About CAMT

THE MISSION of the Canadian Association of Music Therapists is to create strong certified Music Therapists (MTAs) and foster awareness of professional music therapy services throughout Canada.

Our organization

The Canadian Association of Music Therapists (CAMT) is a federally incorporated, self-regulated non-profit professional association dedicated to fostering the practice of music therapy in clinical, educational, and community settings throughout Canada. The Board of Directors of CAMT consists of 5-1o Directors elected from the general membership for a 2 year term of office. The executive committee consisting of 3-4 members is appointed from amongst the full slate of directors. CAMT presidents continue to represent us at national and international conferences and meetings as well as carrying out their executive duties.

The History of CAMT

“The founding of a national association of music therapy professionals took some twenty years of dedicated perseverance and great patience” - IVY 1983
Mid 1950's
Music therapists were working independently in Canada Notable among them were Fran Herman in Toronto, Ontario, Norma Sharpe in St.
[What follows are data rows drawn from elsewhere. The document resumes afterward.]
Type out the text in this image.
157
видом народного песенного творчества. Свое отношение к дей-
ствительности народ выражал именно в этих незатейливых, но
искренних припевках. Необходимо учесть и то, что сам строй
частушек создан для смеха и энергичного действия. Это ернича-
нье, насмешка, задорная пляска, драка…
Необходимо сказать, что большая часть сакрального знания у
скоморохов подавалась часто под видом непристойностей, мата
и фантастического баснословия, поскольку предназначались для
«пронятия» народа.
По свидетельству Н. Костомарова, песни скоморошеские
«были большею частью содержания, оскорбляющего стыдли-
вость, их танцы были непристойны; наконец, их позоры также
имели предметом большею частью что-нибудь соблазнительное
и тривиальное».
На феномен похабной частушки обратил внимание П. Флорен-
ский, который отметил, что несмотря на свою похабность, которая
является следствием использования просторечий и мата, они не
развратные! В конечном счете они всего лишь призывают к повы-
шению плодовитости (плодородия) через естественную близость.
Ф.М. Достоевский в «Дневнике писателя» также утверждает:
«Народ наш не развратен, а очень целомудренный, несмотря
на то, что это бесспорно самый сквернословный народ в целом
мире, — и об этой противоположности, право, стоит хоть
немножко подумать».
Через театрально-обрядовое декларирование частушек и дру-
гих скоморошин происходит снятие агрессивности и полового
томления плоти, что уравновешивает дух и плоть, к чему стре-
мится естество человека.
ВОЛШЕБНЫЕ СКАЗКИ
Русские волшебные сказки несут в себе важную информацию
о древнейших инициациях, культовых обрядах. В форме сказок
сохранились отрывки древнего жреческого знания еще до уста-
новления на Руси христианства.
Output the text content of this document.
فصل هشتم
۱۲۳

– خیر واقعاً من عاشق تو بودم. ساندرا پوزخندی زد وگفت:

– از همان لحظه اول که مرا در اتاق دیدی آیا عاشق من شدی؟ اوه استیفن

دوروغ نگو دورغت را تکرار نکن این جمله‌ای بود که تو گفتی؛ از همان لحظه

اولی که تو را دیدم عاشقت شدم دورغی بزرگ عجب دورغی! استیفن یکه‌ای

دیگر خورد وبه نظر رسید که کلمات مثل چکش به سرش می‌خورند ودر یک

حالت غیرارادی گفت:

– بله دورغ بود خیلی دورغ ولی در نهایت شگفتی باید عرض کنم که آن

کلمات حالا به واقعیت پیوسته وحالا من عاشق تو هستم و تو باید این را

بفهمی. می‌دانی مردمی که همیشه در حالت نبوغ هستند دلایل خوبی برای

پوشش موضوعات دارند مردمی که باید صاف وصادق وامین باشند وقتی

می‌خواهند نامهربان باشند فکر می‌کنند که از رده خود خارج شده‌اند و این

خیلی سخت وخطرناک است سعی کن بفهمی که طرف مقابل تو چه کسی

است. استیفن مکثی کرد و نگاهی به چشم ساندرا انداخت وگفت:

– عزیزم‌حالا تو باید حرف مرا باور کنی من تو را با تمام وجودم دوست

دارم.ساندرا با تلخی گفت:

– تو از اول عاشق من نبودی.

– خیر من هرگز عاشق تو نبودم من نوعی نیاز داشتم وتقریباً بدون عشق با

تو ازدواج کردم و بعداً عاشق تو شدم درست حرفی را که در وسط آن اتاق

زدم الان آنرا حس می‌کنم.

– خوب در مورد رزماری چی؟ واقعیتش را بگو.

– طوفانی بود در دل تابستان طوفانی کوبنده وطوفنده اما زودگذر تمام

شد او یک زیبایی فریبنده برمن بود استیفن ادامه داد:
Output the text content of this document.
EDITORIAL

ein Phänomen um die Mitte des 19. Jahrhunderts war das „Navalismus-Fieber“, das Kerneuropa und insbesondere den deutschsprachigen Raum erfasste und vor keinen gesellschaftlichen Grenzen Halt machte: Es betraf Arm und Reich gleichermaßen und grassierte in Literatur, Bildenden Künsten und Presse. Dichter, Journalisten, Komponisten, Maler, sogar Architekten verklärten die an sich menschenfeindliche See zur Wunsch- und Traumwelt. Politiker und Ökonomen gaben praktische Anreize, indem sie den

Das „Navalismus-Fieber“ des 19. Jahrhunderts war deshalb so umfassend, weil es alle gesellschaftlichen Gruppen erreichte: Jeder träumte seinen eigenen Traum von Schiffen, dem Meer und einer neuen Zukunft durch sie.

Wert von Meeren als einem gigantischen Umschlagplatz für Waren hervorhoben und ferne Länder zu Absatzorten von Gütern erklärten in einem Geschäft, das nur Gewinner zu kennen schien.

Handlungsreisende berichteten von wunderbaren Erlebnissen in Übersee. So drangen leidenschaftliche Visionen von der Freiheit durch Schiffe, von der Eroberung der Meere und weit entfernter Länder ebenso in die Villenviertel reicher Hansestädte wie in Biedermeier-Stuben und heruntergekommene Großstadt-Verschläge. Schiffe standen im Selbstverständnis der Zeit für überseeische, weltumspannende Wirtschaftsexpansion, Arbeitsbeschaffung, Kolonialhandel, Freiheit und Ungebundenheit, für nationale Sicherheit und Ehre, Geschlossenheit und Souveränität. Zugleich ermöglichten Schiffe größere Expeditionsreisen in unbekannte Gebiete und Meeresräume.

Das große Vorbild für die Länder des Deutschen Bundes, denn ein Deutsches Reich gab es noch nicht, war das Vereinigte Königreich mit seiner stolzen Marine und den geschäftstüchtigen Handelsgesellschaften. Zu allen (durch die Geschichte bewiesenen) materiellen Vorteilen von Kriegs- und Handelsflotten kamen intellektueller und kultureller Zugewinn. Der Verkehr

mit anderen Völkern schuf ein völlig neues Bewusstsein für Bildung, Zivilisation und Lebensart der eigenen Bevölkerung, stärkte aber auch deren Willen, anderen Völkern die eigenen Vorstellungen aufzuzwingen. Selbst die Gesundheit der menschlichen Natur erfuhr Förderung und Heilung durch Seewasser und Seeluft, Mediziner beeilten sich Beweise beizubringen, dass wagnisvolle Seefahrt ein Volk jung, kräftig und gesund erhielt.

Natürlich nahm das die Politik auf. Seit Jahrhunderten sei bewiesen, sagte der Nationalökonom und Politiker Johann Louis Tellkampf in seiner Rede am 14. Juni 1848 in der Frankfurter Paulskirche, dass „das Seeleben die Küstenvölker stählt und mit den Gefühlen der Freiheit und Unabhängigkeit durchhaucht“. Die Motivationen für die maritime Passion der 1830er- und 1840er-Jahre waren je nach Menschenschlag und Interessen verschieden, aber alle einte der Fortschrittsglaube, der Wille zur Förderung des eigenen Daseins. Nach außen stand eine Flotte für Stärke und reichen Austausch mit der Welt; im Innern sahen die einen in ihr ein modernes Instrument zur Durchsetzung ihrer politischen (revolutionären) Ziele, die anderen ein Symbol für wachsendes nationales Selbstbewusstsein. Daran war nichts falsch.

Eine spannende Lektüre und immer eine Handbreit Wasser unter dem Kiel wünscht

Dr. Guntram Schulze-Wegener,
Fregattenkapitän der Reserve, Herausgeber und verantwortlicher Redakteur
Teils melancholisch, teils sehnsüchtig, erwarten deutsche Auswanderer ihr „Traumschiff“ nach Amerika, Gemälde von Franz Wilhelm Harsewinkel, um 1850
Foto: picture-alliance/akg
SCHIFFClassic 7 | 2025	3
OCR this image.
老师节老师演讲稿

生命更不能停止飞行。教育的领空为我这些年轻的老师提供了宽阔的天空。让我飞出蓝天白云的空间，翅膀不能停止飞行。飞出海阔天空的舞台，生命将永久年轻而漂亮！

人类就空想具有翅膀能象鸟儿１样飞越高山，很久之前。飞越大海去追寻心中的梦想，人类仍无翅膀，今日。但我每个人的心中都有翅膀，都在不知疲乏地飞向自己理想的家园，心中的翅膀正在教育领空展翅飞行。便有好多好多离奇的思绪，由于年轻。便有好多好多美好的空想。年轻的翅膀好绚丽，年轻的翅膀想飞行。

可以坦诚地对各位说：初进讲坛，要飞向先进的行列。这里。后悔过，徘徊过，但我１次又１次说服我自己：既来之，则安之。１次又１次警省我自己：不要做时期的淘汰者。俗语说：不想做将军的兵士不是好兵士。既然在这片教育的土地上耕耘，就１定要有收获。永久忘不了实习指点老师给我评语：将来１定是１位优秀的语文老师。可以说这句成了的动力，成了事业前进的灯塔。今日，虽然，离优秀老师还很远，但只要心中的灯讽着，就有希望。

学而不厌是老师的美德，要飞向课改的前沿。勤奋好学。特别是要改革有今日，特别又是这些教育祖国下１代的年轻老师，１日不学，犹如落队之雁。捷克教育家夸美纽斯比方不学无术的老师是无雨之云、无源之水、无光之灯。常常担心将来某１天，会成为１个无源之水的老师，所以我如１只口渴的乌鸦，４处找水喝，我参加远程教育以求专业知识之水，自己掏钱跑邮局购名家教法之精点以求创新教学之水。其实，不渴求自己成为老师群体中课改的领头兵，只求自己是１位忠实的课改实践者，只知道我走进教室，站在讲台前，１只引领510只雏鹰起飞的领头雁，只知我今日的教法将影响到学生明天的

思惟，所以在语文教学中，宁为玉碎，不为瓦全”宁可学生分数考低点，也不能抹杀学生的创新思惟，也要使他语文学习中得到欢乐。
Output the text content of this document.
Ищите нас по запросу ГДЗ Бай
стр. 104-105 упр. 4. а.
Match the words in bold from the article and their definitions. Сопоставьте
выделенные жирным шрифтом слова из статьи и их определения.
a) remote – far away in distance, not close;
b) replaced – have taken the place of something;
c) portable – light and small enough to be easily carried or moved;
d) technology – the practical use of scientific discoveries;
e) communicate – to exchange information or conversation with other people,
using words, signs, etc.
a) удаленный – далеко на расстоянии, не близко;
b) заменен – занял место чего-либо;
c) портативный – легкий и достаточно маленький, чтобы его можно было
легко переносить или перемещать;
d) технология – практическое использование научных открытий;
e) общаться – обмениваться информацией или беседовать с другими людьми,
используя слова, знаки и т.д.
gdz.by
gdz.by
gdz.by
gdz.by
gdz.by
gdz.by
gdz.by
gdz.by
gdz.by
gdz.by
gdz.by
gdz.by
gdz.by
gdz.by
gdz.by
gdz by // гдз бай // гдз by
Thomas, Ontario, and Thérèse Pageau in Montreal, Québec.
In 1960
Norma Sharpe conducted a survey of music in hospitals across Canada She discovered that many hospitals used music and music activities in various forms and many of the staff had musical training or background. However, only 3 of the 49 music staff were registered music therapists. This survey provided a baseline measure for music therapists and increased the general awareness of music therapy for hospitals and institutions.
Early 1970's
Norma Sharpe had regular contact with 300 individuals and organizations across Canada who shared an interest in music therapy. In August, 1974, she presided over the first music therapy conference at St. Thomas Psychiatric Hospital in St. Thomas, Ontario. Sixty-three people attended this conference with the theme "Music Therapy: An Idea Whose Time Has Come". Their enthusiasm for and belief in the value of the work they did gave them strength and vision and set the foundations for music therapy as a valuable contributor to health care in Canada.
Mid1970's
According to Sharpe (1977), that first conference was organized to unify personnel who were working in music therapy throughout Canada. And to become aware of one another's existence; to share techniques, programs and assessment of rehabilitative effectiveness.


Successive conferences were held in May, 1975, at the University of Manitoba, Winnipeg, Manitoba, and in May, 1976, at the University of Western Ontario in London, Ontario. It was at these conferences that our national music therapy association was founded and named the Canadian Music Therapy Association.
From 1976-77
The title of the association was amended in 1976 to the Canadian Association for Music Therapy and on May 6, 1977, CAMT was incorporated and the objectives were redefined as follows:
To promote the use and development of music therapy in the treatment, education, training, and rehabilitation of children and adults suffering from emotional, physical, or mental handicaps, by:
  • Establishing, maintaining, and improving standards of treatment and service in music therapy
  • Establishing, maintaining, and improving standards for education and training for music therapists
  • Encouraging, developing, and promoting research in music therapy;
  • Encouraging, developing, and promoting a body of literature in and related to music therapy;
  • Furthering the practice of music therapy in scope and quality, in clinical, educational, and community settings throughout Canada.
To serve as an organizational agency for its members by:
  • Providing channels for the exchange of ideas, advice, guidance, information, and professional experience in and about music therapy
  • Providing a central body of information on aspects of and relating to music therapy
  • Representing the interests of music therapists in matters relating to government legislation, and job matters
  • Encouraging and assisting persons or institutions in preparing, qualifying, and establishing themselves as music therapy clinicians
  • Encouraging and assisting educational institutions in developing and establishing music therapy training programs.